The Clocking Crisis: Why the Cloud is Breaking Broadcast IP
The move from SDI to IP was supposed to grant the broadcast industry ultimate flexibility. However, while ST 2110 and AES67 work flawlessly on localized, “bare metal” ground networks, they hit a wall when crossing into the cloud.
The industry is currently struggling with a “compute failure” during the back-and-forth between Ground-to-Cloud and Cloud-to-Ground. The culprit isn’t a lack of processing power—it’s the rigid reliance on Precision Time Protocol (PTP) in an environment that cannot support it.
The Problem: PTP vs. The Hypervisor
PTP (IEEE 1588) requires hardware-level timestamping. It needs to know exactly when a packet hits the physical wire. Cloud hypervisors (AWS, Azure, GCP) add layers of abstraction that introduce “scheduling jitter.”
When a cloud VM is momentarily de-prioritized by the hypervisor, the timing of the IP packets is disrupted. For a protocol like ST 2110-20, which expects nanosecond-level precision, this jitter is catastrophic. The buffers fail, the “compute” chokes, and the essence flows break.
The Solution: Syntonization over Synchronization
The industry’s mistake has been trying to force the Cloud to behave like a hardware switch. The fix lies in shifting the philosophy from Synchronization to Syntonization.
* Synchronization (Phase Aligned): Requires every device to share the exact same “time of day” and the exact same “clock tick” moment. This is what PTP attempts to do, and it is what fails in virtualized environments.
* Syntonization (Frequency Aligned): Focuses on ensuring two clocks run at the exact same rate, regardless of whether their “time of day” matches.
Why Syntonization Solves the “Back and Forth”
In a syntonized system, the receiver doesn’t care exactly when a packet arrives, as long as it arrives within a reasonable window. It uses the incoming stream to recover the frequency (clock recovery).
| Feature | PTP (Synchronization) | Syntonization (Frequency Lock)
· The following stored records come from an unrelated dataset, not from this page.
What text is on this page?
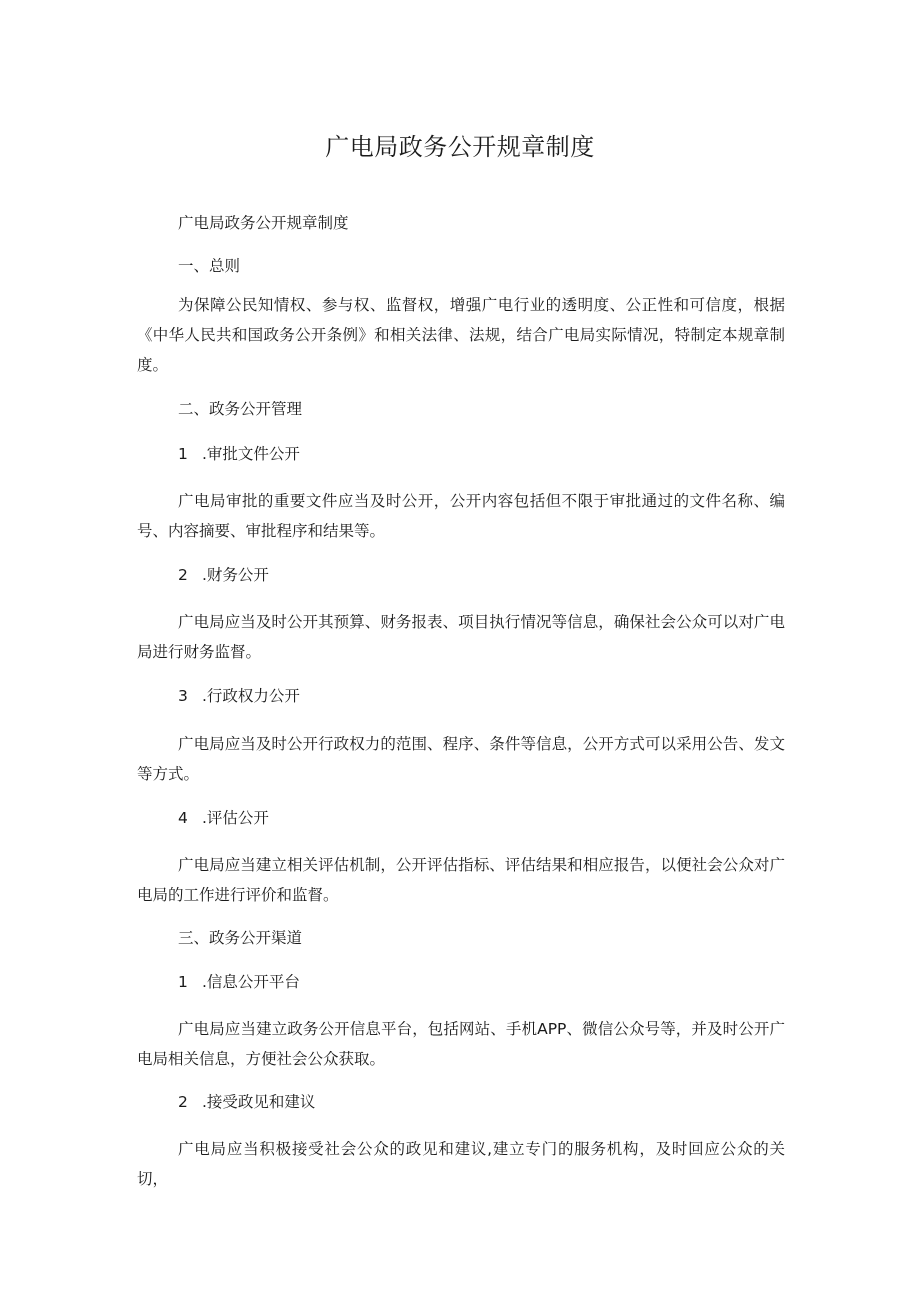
广电局政务公开规章制度

广电局政务公开规章制度

一、总则

为保障公民知情权、参与权、监督权，增强广电行业的透明度、公正性和可信度，根据《中华人民共和国政务公开条例》和相关法律、法规，结合广电局实际情况，特制定本规章制度。

二、政务公开管理

1 .审批文件公开

广电局审批的重要文件应当及时公开，公开内容包括但不限于审批通过的文件名称、编号、内容摘要、审批程序和结果等。

2 .财务公开

广电局应当及时公开其预算、财务报表、项目执行情况等信息，确保社会公众可以对广电局进行财务监督。

3 .行政权力公开

广电局应当及时公开行政权力的范围、程序、条件等信息，公开方式可以采用公告、发文等方式。

4 .评估公开

广电局应当建立相关评估机制，公开评估指标、评估结果和相应报告，以便社会公众对广电局的工作进行评价和监督。

三、政务公开渠道

1 .信息公开平台

广电局应当建立政务公开信息平台，包括网站、手机APP、微信公众号等，并及时公开广电局相关信息，方便社会公众获取。

2 .接受政见和建议

广电局应当积极接受社会公众的政见和建议,建立专门的服务机构，及时回应公众的关切，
| Network Requirement | Deterministic / L2 / Boundary Clocks | Asynchronous / L3 / Standard Internet |
| Cloud Compatibility | Poor (Requires Bare Metal/EFA) | Native (SRT, RIST, NDI) |
| Buffer Strategy | Microscopic (Ultra-low latency) | Adaptive (Resilient to Jitter) |
| Compute Impact | High overhead to maintain sync | Low; handles variable CPU cycles |
Redefining the Architecture
To stop the compute failures, the “Back and Forth” must be treated as a translation of timing philosophies:
* The Ground (PTP): Keep ST 2110 and PTP for local, ultra-low latency production where hardware control exists.
* The Bridge (Syntonization): At the network edge, use a gateway to convert 2110 into a syntonized protocol like SRT or JPEG XS. These protocols use timestamps within the stream to maintain frequency, allowing them to survive the “jittery” trip to the cloud.
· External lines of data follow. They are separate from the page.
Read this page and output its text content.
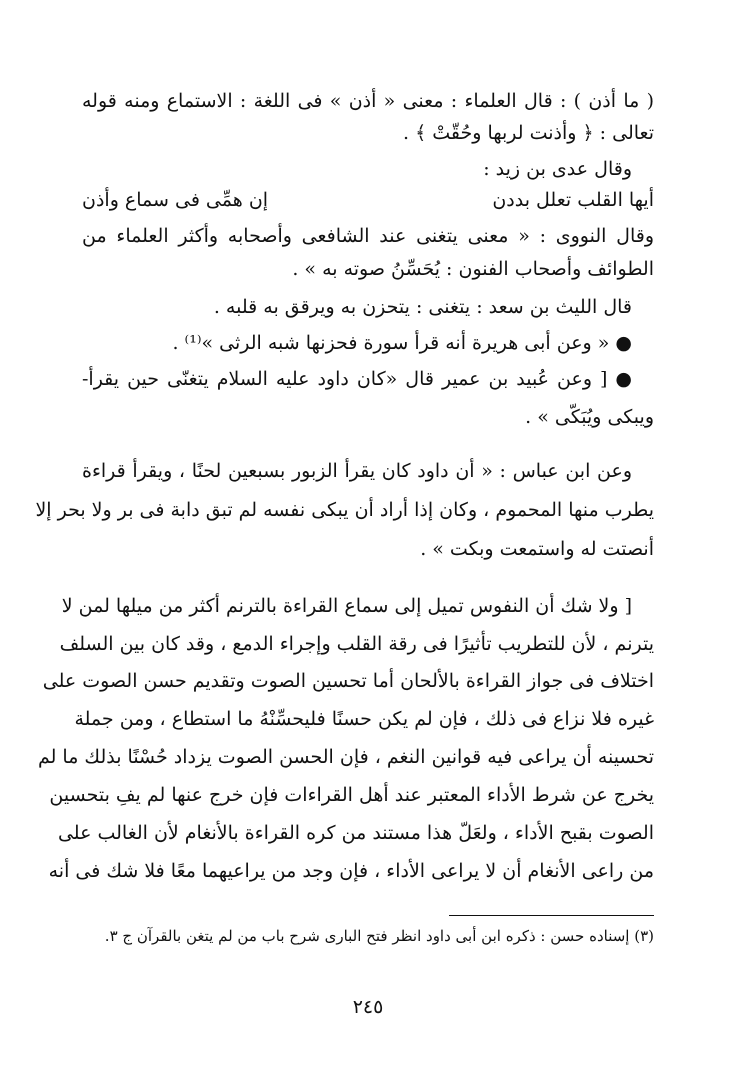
( ما أذن ) : قال العلماء : معنى « أذن » فى اللغة : الاستماع ومنه قوله
تعالى : ﴿ وأذنت لربها وحُقّتْ ﴾ .
وقال عدى بن زيد :
أيها القلب تعلل بددن
إن همِّى فى سماع وأذن
وقال النووى : « معنى يتغنى عند الشافعى وأصحابه وأكثر العلماء من
الطوائف وأصحاب الفنون : يُحَسِّنُ صوته به » .
قال الليث بن سعد : يتغنى : يتحزن به ويرقق به قلبه .
● « وعن أبى هريرة أنه قرأ سورة فحزنها شبه الرثى »⁽¹⁾ .
● [ وعن عُبيد بن عمير قال «كان داود عليه السلام يتغنّى حين يقرأ-
ويبكى ويُبَكّى » .
وعن ابن عباس : « أن داود كان يقرأ الزبور بسبعين لحنًا ، ويقرأ قراءة
يطرب منها المحموم ، وكان إذا أراد أن يبكى نفسه لم تبق دابة فى بر ولا بحر إلا
أنصتت له واستمعت وبكت » .
[ ولا شك أن النفوس تميل إلى سماع القراءة بالترنم أكثر من ميلها لمن لا
يترنم ، لأن للتطريب تأثيرًا فى رقة القلب وإجراء الدمع ، وقد كان بين السلف
اختلاف فى جواز القراءة بالألحان أما تحسين الصوت وتقديم حسن الصوت على
غيره فلا نزاع فى ذلك ، فإن لم يكن حسنًا فليحسِّنْهُ ما استطاع ، ومن جملة
تحسينه أن يراعى فيه قوانين النغم ، فإن الحسن الصوت يزداد حُسْنًا بذلك ما لم
يخرج عن شرط الأداء المعتبر عند أهل القراءات فإن خرج عنها لم يفِ بتحسين
الصوت بقبح الأداء ، ولعَلّ هذا مستند من كره القراءة بالأنغام لأن الغالب على
من راعى الأنغام أن لا يراعى الأداء ، فإن وجد من يراعيهما معًا فلا شك فى أنه
(٣) إسناده حسن : ذكره ابن أبى داود انظر فتح البارى شرح باب من لم يتغن بالقرآن ج ٣.
٢٤٥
* The Cloud (Timing Agnostic): Process the media using internal cloud clocks or protocols like AWS CDI, which are designed to handle the nuances of virtualized compute
PTP is a hardware-era solution being forced into a software-defined world. By embracing Syntonization, broadcasters can finally achieve the “Ground-to-Cloud” mobility they need without the compute crashing every time a hypervisor skips a beat.